Egi dan Juna ikut berdiri di depan aula bersama beberapa anggota BEM sambil mengatur napas.
"Sialan!" geram Egi. Ia memukul lengan Juna.
"Sakit, Bego!" Juna mengelus lengannya yang agak keram. "Bayangan gue jadi kenyataan, Gi."
Beberapa pasang mata menatap keduanya. Dengan segera Juna mengenakan almamater dan merapikan penampilannya, begitu juga dengan Egi.
Keduanya masuk setelah mengisi buku kehadiran. Mereka mengambil tempat duduk sesuai fakultas.
Setelah Adji memberi kata sambutan, seorang mahasiswi berpenampilan agak tomboy naik ke atas panggung.
"Bagi kelompok sesuai fakultas. Setiap fakultas berisi tiga kelompok," seru mahasiswa itu.
Tanpa suara, para kandidat maba mulai terbagi menjadi beberapa kelompok. Juna berdiri terlebih dahulu di antara fakultasnya, ia mengacungkan tangan bermaksud untuk menarik perhatian yang lain. Tentu saja, Mita dan Egi yang duluan menjadi kelompok Juna.
"Pisah! Jangan kayak nasi," cibir Juna melihat kedua orang itu terus mempersempit jarak dengan dirinya. "Aduh ... PENGAP!!" Juna kelepasan berteriak hingga beberapa orang di sekitarnya terkekeh.
Juna tak menyadari bahwa ada sepasang mata terus menatapnya sejak tadi.
"Kedip, Sa."
"Ini ngedip, Dji." Fauzan mengedipkan matanya beberapa kali. "Gak ke panggung lagi?"
"Masih ribut."
"Ada agenda apa lagi abis ini?" tanya Fauzan yang kembali memperhatikan Juna.
Adji menatap wakilnya dalam diam.
Merasa sebuah tatapan mengarah padanya, Fauzan menoleh. "Kenapa?"
"Sakit, Sa?
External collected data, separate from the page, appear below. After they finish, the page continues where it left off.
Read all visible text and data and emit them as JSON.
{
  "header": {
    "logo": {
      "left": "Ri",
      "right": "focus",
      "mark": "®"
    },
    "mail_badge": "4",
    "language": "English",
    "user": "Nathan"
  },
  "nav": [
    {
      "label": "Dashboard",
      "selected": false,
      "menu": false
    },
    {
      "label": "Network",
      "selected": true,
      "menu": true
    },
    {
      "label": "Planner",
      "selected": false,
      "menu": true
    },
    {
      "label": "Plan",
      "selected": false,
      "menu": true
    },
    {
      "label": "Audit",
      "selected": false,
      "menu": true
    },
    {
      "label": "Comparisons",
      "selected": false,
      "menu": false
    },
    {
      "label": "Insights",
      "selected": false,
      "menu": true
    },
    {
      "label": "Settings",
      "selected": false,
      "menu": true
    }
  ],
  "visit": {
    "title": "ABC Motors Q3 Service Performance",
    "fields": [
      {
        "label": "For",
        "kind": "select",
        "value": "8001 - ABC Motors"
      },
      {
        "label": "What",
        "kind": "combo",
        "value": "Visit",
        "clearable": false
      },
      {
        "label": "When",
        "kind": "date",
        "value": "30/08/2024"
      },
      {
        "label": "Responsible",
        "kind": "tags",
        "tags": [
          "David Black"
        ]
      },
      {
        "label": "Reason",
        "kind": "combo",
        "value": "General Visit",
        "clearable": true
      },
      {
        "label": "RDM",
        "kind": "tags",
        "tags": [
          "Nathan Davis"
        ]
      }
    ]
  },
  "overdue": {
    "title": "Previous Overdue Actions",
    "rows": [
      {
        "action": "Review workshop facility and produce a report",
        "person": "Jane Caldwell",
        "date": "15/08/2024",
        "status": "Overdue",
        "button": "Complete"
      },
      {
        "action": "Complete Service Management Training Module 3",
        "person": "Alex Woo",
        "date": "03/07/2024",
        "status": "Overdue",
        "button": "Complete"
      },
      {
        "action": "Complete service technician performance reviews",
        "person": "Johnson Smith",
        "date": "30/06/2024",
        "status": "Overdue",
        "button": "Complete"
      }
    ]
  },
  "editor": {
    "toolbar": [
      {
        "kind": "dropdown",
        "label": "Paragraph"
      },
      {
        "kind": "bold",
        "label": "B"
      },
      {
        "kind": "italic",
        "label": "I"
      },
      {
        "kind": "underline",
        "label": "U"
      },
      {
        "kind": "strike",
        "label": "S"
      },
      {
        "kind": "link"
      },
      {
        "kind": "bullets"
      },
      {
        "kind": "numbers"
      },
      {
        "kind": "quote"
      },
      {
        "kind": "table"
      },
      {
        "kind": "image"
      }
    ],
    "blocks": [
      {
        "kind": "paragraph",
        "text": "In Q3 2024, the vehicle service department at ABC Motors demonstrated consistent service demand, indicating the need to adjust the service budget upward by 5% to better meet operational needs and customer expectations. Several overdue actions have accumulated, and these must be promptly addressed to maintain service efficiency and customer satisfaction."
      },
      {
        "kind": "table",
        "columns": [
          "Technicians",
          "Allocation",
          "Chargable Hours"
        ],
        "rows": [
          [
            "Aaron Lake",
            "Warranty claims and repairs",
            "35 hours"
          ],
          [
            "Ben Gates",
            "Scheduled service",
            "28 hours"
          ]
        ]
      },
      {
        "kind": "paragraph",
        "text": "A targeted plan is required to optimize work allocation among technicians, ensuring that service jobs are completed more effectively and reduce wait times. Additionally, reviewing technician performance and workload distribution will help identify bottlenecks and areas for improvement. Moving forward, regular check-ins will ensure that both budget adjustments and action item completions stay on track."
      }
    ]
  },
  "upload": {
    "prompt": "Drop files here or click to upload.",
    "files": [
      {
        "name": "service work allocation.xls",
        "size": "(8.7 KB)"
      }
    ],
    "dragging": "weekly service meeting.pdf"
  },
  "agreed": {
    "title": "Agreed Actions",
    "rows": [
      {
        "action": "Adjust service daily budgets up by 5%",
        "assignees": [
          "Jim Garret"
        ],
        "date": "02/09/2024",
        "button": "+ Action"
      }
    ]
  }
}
Istirahat aja sana."
Fauzan menaikkan alisnya sebelah. "Keliat kayak yang sakit?"
"Enggak, sih." Adji mengusap tengkuknya. "Cuma ... gak biasanya kamu lupa sama agenda kita."
Diam-diam, Fauzan meeuntuki dirinya. Adji benar, tak biasanya ia lupa dengan agenda BEM.
"Aku gak pegang note dari tadi, jadi nanya kamu."
"Kamu emang gak pernah pegang note, Sa. Are you ok?" Sungguh, Adji merasa bersalah melihat Fauzan linglung begini, pasti karena dirinya nunggak tugas.
"Aku ...."
"Sa, ada Rosa ke sini!" pekik Adji sambil menunjuk mahasiswi yang baru saja masuk dari pintu samping.
Fauzan menghela napas dan pergi menjauhi Adji, menjauhi aula, ke mana saja, asal tak ada Rosa. Ia melepas jas serta name-tag miliknya.
"Sa!" Adji ingin sekali mengejar wakilnya, tapi dalam suasana seperti ini, tentu sangat sulit. "Sorry ...."
•••
Juna memperhatikan Fauzan yang keluar dari aula dengan wajah kesal. Ia berinisiatif untuk mengejar Fauzan.
"Gi, titip kelompok bentar, gue kebelet," ucap Juna sebelum pergi meninggalkan Egi yang kini kebingungan.
Keduanya berjalan cukup berjarak. Juna sendiri, ia terlalu memikirkan Fauzan yang tiba-tiba badmood seperti itu.
"Ngapain?" tanya Fauzan dengan ketus pada Juna setelah ia menyadari ada yang mengikuti.
"Kakak kenapa? Aku mau ikut Kakak."
"Masih maba, jangan berulah."
Fauzan masih menatap Juna yang kini tengah bimbang. Ia menghela napas. Fauzan kembali berjalan dan menyuruh Juna mengikutinya.